Adding Galleri to standard care also led to a meaningful reduction in cancers detected through emergency presentation — the kind of late-stage diagnoses tied to higher mortality and greater healthcare costs.
CEO Bob Ragusa called the results “the strongest evidence to date that multi-cancer early detection can shift the stage at which cancers are detected at a population level,” and pointed to PATHFINDER 2 trial results as further support for the company’s direction.
Still, the primary endpoint was not met, and markets responded accordingly.
FDA Filing Already in Motion
Grail filed a premarket approval application with the FDA in January, and the company confirmed that first-year NHS trial data was included in that submission. The outcome of that review now takes on added weight following Thursday’s results.
Additional analyses from the NHS trial are underway. Grail said detailed results will be submitted for presentation at the ASCO 2026 Annual Meeting.

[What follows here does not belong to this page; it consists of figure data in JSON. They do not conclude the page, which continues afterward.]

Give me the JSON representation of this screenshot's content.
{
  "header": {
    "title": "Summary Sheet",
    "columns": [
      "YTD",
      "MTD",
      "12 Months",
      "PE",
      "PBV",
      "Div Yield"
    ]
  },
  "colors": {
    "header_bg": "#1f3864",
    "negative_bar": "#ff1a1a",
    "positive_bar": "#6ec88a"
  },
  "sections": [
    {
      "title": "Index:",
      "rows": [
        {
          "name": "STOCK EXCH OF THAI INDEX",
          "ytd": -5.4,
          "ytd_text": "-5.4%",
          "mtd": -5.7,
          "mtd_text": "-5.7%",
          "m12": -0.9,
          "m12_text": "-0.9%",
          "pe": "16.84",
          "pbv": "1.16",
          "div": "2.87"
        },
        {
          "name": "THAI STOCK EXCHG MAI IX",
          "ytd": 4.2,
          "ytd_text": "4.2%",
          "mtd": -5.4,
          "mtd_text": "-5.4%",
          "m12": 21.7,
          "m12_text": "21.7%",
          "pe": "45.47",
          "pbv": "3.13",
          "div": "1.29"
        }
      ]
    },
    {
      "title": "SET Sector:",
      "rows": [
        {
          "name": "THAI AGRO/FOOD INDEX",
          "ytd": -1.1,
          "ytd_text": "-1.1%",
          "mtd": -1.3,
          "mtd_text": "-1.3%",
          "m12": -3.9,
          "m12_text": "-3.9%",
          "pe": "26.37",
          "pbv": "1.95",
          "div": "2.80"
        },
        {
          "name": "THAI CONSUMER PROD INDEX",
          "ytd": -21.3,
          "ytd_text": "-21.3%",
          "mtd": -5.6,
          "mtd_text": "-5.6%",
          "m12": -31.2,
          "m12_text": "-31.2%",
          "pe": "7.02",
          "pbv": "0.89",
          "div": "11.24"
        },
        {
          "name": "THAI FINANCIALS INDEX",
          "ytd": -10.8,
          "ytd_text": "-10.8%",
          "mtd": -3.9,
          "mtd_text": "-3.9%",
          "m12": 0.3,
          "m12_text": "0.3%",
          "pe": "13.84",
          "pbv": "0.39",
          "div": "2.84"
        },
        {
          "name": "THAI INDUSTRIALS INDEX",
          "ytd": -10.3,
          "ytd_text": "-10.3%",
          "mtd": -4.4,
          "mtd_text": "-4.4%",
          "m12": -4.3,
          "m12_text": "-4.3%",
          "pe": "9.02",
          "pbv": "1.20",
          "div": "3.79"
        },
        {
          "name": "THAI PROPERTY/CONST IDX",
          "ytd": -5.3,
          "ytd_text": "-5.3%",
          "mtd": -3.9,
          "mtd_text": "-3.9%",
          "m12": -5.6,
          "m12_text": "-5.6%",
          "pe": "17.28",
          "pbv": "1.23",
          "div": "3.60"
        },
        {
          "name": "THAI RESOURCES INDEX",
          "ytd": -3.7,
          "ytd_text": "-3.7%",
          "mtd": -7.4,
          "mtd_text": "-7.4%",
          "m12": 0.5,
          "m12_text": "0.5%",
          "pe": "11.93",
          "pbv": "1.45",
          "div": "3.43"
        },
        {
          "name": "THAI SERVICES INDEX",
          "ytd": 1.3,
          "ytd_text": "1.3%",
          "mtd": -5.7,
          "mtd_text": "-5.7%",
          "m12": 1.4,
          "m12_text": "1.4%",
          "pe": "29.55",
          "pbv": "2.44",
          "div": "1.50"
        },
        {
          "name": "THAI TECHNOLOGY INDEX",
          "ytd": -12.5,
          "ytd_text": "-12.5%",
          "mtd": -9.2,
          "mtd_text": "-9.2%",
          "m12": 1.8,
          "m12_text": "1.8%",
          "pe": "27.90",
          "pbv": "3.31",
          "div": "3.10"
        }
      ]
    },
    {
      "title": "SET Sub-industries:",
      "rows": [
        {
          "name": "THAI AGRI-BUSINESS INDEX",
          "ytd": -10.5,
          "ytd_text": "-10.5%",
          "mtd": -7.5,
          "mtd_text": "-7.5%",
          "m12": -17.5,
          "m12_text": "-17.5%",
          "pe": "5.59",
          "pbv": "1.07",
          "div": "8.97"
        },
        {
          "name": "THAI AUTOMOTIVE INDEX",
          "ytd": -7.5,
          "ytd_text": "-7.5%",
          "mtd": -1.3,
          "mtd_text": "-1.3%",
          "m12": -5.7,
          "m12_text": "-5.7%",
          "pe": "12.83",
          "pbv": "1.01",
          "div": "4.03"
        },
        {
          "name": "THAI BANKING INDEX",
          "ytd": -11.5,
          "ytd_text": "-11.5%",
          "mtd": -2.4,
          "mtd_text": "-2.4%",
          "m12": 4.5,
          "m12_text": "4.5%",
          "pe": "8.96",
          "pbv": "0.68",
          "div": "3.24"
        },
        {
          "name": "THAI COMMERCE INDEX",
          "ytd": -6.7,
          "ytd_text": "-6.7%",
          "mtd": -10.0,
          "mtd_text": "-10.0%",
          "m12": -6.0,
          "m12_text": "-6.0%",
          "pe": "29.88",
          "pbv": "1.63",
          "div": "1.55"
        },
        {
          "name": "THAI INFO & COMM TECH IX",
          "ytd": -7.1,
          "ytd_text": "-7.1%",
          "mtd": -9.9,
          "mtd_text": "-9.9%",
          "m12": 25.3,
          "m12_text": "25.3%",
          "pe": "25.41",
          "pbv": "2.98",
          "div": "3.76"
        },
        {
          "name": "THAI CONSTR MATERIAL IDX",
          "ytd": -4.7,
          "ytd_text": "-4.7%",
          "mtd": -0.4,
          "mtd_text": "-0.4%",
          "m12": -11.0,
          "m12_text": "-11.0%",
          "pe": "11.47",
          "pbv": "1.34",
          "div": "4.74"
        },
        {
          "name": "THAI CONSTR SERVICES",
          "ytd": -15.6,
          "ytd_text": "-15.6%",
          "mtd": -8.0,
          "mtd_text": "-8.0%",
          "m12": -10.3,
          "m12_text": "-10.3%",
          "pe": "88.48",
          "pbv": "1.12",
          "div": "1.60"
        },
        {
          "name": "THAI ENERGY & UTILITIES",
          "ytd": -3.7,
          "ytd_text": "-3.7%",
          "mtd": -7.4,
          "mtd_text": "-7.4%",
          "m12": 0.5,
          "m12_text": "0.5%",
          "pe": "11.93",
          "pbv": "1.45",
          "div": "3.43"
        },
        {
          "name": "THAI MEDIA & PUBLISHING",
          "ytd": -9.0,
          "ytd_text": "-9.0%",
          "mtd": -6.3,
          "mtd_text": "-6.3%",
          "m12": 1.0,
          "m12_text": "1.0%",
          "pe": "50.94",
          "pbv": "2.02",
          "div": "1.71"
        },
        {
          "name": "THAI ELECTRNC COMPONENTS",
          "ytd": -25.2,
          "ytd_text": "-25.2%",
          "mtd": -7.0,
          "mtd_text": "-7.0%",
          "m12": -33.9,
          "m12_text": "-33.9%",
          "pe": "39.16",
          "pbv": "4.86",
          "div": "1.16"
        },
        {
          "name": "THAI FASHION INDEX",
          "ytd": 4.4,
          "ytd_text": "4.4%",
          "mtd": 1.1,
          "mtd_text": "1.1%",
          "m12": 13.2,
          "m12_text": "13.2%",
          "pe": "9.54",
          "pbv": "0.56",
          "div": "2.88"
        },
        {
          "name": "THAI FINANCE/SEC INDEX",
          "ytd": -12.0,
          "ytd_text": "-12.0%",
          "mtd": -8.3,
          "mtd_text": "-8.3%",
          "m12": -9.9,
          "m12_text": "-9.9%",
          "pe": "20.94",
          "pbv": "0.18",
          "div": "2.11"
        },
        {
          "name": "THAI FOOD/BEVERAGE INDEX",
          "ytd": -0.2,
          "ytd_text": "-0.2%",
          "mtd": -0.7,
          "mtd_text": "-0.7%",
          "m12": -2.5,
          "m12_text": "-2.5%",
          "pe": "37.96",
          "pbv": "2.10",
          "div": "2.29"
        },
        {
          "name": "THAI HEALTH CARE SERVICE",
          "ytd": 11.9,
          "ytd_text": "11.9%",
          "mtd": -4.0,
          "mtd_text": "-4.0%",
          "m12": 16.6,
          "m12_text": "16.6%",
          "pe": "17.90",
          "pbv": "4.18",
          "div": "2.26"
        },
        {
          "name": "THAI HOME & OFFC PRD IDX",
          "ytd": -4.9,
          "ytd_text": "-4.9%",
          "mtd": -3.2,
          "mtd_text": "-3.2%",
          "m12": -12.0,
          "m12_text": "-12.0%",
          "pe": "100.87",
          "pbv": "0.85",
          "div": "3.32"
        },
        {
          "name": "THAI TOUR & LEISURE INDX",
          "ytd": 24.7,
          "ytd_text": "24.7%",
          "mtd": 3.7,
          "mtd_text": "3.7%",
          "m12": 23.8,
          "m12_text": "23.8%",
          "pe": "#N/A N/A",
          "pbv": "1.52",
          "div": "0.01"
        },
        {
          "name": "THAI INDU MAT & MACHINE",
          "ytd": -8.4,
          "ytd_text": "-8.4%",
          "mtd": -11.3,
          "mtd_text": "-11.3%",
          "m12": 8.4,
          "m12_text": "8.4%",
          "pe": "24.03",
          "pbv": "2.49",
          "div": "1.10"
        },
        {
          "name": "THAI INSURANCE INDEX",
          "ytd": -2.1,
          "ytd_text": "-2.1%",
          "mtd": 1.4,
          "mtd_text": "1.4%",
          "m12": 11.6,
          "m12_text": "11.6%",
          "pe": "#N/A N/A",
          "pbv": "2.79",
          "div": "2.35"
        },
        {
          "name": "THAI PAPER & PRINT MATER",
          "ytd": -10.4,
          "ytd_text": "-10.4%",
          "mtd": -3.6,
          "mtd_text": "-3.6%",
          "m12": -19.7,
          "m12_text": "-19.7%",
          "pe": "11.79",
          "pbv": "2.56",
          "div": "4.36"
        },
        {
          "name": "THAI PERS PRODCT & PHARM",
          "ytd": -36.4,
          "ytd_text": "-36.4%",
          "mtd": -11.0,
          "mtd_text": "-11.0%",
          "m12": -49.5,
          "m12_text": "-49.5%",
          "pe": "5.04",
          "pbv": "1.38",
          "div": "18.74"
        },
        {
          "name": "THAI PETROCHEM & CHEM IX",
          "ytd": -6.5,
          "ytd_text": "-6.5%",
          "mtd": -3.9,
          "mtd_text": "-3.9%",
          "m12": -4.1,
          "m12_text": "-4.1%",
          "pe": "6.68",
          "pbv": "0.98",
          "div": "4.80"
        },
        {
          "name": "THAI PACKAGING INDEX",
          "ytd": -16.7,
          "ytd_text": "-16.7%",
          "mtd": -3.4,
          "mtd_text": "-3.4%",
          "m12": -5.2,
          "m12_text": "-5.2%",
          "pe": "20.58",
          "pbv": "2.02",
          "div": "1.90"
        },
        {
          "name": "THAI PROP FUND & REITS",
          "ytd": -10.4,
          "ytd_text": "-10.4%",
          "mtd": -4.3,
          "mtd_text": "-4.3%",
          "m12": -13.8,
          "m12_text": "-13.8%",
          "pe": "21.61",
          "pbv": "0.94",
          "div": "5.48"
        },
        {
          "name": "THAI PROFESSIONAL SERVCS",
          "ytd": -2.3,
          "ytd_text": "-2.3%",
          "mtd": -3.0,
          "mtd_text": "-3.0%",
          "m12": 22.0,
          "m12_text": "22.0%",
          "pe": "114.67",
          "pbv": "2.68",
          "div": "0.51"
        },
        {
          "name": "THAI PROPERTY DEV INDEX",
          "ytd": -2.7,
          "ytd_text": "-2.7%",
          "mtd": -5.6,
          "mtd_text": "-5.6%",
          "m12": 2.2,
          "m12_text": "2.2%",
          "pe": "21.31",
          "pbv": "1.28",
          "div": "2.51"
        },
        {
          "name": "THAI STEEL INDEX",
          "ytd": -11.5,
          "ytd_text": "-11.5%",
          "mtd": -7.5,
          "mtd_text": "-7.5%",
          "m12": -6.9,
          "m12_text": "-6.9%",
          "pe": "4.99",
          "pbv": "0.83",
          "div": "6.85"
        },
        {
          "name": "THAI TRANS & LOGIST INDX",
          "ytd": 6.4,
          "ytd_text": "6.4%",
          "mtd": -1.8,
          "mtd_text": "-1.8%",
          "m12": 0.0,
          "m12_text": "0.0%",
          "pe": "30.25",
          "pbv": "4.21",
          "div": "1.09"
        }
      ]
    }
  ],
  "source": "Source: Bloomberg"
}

On the earnings side, Grail posted a Q4 loss of $2.44 per share, narrower than Wall Street had expected. Revenue came in at $43.6 million, in line with estimates. The financial results were largely overshadowed by the trial data.
Grail also said it is expanding its field-based sales and medical teams to support growing demand and education efforts around the Galleri test.
In premarket trading Friday, GRAL was down approximately 47% to $53.33.